The CTI Africa chief executive officer, Michael Landau, said during the assembling of the phones they would also help develop specialised applications to improve healthcare, mobile banking, insurance, microfinance and education services.

The company is expected to invest US$10million (about Shs40 billion) into the venture and create at least 400 jobs in the first phase of operation.
He said LifeMobile already has prospective partnerships with Jubilee Insurance for insurance services, Jumia Uganda for e-commerce, Ecobank and Microfinance Support Centre for e-banking, Medical Concierge and Uganda Protestant Medical Bureau for healthcare services.

“Our applications will be very important in improving people’s lives. We want LifeMobile to be a lifeline to all the digital services available,” he said adding that, “LifeMobile is about using a smart phone as a tool for life as it will have Apps for healthcare, insurance, e-commerce and banking”.
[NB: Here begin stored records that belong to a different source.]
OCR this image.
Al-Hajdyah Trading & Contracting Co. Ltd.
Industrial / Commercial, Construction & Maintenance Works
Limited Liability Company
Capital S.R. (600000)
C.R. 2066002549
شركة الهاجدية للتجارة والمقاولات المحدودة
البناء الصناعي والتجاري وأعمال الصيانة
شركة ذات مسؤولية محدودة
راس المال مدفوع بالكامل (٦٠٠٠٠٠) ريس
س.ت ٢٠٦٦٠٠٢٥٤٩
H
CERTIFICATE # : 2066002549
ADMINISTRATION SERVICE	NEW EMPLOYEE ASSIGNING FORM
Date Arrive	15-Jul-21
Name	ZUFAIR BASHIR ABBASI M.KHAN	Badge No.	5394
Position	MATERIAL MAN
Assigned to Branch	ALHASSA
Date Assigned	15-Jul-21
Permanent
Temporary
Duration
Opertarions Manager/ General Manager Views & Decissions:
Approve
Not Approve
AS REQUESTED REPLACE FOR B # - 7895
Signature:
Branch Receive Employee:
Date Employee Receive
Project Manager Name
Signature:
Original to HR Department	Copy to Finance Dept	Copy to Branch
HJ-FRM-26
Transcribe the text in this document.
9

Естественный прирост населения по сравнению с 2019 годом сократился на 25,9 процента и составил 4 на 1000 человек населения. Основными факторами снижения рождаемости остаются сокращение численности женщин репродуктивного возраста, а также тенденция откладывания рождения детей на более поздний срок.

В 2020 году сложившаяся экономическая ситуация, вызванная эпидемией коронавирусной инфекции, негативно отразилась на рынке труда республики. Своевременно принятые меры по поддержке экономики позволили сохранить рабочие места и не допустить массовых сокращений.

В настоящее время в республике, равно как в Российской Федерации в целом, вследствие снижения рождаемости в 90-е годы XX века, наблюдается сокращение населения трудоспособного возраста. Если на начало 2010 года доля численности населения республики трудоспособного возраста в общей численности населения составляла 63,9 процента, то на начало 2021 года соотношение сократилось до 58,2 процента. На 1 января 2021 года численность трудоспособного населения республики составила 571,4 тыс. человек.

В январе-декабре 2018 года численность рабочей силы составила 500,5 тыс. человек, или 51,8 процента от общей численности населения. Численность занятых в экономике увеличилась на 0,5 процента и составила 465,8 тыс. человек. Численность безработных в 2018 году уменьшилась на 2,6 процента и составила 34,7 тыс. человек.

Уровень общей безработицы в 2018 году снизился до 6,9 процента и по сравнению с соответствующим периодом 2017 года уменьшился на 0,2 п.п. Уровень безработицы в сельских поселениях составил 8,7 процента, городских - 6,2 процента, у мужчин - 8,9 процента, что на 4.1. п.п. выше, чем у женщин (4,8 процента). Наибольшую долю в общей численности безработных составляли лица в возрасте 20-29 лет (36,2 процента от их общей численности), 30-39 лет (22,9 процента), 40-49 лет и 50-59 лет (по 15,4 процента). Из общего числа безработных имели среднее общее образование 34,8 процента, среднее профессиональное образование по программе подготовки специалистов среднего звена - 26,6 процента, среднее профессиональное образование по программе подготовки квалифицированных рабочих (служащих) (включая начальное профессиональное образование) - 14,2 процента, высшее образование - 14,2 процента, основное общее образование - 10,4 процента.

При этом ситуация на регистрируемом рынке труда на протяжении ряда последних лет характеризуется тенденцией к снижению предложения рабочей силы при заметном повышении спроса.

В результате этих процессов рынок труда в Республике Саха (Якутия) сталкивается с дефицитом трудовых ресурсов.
Landau said the firm’s first phones assembled in Uganda would be released between January and March 2019, stating that so far the firm has received orders for at least 75,000 smart phones.
He said they would introduce the hire purchase arrangement to enable Ugandans access smart phones easily.

Maj. Gen. James Mugira, the managing director of NEC, which was tasked by President Museveni to act on behalf of government in the partnership, said the LifeMobile’s presence in Uganda is a symbolic moment. He appreciated CTI for choosing to invest in Uganda.